I called and was pleased to find that they had a small one available. They had sizes from sleeping over twenty to sleeping eight. In reality, it was just a one bedroom with beds that pull out, and a kitchen/living area. It would do fine for one person. I'd find a quiet cove and stay there for a week, taking my boat out to find some good fishing holes.
I left early the next morning, knowing that it would only take me five or six hours, even stopping off for breakfast at a great place just east of Red Bluff (the other great breakfast place—we're talking world-class—is in what passes for downtown Yreka, about twenty miles below the Oregon Border on I-5).
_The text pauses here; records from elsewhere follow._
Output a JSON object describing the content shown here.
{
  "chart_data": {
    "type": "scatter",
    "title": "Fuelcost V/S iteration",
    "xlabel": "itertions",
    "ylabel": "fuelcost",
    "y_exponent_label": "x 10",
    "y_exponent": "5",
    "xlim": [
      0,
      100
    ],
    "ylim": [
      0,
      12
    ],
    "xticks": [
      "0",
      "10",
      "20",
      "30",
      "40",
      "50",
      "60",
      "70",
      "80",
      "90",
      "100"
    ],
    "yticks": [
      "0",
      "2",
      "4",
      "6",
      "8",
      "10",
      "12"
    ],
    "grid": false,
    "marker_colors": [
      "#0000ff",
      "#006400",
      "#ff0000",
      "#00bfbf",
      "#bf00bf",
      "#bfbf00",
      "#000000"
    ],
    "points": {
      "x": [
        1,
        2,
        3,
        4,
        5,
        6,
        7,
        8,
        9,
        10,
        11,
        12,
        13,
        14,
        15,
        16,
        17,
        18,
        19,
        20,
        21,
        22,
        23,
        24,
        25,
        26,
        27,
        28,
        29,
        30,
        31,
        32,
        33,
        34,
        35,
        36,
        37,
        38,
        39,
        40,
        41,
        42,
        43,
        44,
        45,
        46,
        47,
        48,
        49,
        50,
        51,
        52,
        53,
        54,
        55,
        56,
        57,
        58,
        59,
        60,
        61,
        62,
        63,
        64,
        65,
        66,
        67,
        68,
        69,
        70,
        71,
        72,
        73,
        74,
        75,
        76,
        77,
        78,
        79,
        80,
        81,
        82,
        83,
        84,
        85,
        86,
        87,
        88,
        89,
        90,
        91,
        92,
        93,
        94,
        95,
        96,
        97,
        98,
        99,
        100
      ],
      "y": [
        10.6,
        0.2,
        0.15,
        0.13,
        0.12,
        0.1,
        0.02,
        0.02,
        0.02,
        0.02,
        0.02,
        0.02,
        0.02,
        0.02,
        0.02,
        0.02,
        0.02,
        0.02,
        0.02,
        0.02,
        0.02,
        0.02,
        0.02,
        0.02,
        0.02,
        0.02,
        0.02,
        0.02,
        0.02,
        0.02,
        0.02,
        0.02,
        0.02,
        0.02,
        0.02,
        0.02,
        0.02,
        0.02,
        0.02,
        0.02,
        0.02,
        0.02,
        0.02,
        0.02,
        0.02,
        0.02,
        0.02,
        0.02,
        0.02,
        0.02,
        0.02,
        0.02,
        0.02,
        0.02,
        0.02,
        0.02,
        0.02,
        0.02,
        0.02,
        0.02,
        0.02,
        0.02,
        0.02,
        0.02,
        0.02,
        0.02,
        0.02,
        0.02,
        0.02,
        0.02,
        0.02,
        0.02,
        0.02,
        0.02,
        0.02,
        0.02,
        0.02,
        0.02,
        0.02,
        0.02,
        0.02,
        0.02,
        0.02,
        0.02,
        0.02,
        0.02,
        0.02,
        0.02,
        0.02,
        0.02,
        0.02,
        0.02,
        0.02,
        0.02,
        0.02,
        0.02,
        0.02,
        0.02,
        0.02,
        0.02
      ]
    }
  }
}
I pulled into the marina around noon and was on my way just before one. I'd stocked up at a Safeway in Redding with everything I'd need. I took it slow towards the east on the Pit River arm of the huge lake ... it has a surface area of about thirty-thousand acres. About six I turned off to a side arm that cut off to the south, where a small creek flowed into the lake. It was a place I knew well and as expected, there was no one there. I got the houseboat anchored and everything set up, and then made a light dinner.